When I was young, I never thought about death or grief or sorrow or tragedy; but now, things are different. People younger than me are showing up in the obits all the time. The only positive thing I can come away with is that while we're here, life is meant to be lived; after all, in spite of all the unrest, deceit and inconsideration we may experience, this is still a beautiful world. Anymore, when I wake up, I tend to think, "well, I'm still alive; I'd better get up and do something with this day." My own mom, as sweet and beautiful as she was, is gone. Maybe I am meant to try and treat others with a bit of compassion, the same compassion she had all her life. So I try. Somehow I think my Mom and Krista would've been great friends.
In the meantime, I think of Krista, and Ron, and Ray, and Kay, and Debbie, and all of the others I've known; other friends, fellow musicians, senior citizens I met while driving cab, former co-workers and so many others...they're gone now. The only conclusion I can come to is, "we're here until we aren't". That's IT. All any of us can do, I suppose, is try to enjoy the little things. That warm cup of coffee. The warmth of the sun. The aroma of freshly baked bread. Little everyday things we take for granted. For who knows how long any of us has got?
____________________
Sorry if I bummed you out. One of the purposes of this blog is for me to get my feelings out, whenever something happens that affects me. Life hasn't been easy lately. But it'll get better. I hope.
4 Comments:
Hi, Christine...so it 'says volumes'? I'm not sure what it says, but I was in tears after proofreading that blog entry. A goal of this blog is to portray what's going on within me. Sometimes silly, sometimes stupid, sometimes sad. I try to "cut thru it all" and get to the core. There's enough blandness in this world. There are things I'll probably never write about, buried very deeply, but writing that post was very therapeutic. Even though I'm still bummed. That'll pass; it always does. Thanks for your comments...
Check our my blog of Wednesday, September 06, 2006
"I think I am Beginning to get it Now" I wrote on this subject, and feelings after.
Life is like a book, full of chapters (if you are lucky) and people are in those chapters.

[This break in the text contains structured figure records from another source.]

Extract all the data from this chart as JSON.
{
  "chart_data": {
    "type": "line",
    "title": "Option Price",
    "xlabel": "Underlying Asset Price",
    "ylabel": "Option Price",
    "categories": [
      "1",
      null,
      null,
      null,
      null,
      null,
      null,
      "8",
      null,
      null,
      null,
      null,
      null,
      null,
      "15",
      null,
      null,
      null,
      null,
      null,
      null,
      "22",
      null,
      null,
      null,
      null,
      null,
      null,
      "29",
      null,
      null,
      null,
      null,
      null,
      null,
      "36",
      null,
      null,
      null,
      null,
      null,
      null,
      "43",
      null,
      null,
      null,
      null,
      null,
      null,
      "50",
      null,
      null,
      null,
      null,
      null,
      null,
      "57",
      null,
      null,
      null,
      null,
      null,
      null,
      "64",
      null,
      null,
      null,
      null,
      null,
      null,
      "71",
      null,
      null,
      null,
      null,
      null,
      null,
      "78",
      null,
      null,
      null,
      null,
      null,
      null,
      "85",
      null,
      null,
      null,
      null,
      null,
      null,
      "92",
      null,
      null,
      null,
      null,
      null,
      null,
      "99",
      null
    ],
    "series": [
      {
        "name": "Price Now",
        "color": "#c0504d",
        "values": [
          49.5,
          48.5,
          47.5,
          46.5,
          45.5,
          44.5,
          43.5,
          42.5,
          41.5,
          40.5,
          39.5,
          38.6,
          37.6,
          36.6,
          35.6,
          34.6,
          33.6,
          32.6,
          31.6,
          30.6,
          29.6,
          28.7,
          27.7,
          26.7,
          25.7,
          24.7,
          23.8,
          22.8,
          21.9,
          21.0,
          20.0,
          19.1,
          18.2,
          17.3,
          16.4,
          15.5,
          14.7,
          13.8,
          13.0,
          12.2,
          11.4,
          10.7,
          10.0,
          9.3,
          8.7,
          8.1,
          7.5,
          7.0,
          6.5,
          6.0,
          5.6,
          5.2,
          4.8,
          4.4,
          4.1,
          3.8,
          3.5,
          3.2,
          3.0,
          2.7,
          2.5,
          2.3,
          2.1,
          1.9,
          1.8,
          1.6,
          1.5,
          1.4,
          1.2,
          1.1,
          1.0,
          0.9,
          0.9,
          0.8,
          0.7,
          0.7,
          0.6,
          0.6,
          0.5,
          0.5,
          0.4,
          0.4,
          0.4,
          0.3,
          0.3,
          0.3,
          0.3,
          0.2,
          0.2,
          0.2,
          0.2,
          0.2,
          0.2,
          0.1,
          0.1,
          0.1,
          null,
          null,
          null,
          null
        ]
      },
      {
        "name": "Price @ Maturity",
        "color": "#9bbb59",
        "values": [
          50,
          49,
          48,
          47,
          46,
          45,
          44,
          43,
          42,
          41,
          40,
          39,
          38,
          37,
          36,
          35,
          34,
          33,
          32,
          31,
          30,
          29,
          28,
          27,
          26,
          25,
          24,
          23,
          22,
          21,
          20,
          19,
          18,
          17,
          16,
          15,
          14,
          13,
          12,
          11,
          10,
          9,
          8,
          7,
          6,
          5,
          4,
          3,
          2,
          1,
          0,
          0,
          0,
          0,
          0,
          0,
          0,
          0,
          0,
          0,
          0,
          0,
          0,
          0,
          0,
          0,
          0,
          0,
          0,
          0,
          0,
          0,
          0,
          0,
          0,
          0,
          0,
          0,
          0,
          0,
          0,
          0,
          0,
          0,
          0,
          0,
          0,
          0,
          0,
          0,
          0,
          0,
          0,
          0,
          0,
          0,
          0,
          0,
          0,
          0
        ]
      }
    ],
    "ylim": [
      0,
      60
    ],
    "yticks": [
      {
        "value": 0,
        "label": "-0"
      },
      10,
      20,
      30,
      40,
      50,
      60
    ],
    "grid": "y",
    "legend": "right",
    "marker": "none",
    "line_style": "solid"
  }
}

Some times they are there a long time, some only for a chapter. They are there to teach us something. And when those leave us... it is part of us leaving too. And we mourn the empty spot where that person was. Be it friend, family or someone we know.
So read my 9-6- and see if it makes sense.
that is suppose to be check OUT. not our
Sis, you made some good sense. I suppose we have to believe there is a reason for everything. It's either that, or people live, and then they pass away, and that's it. Who knows?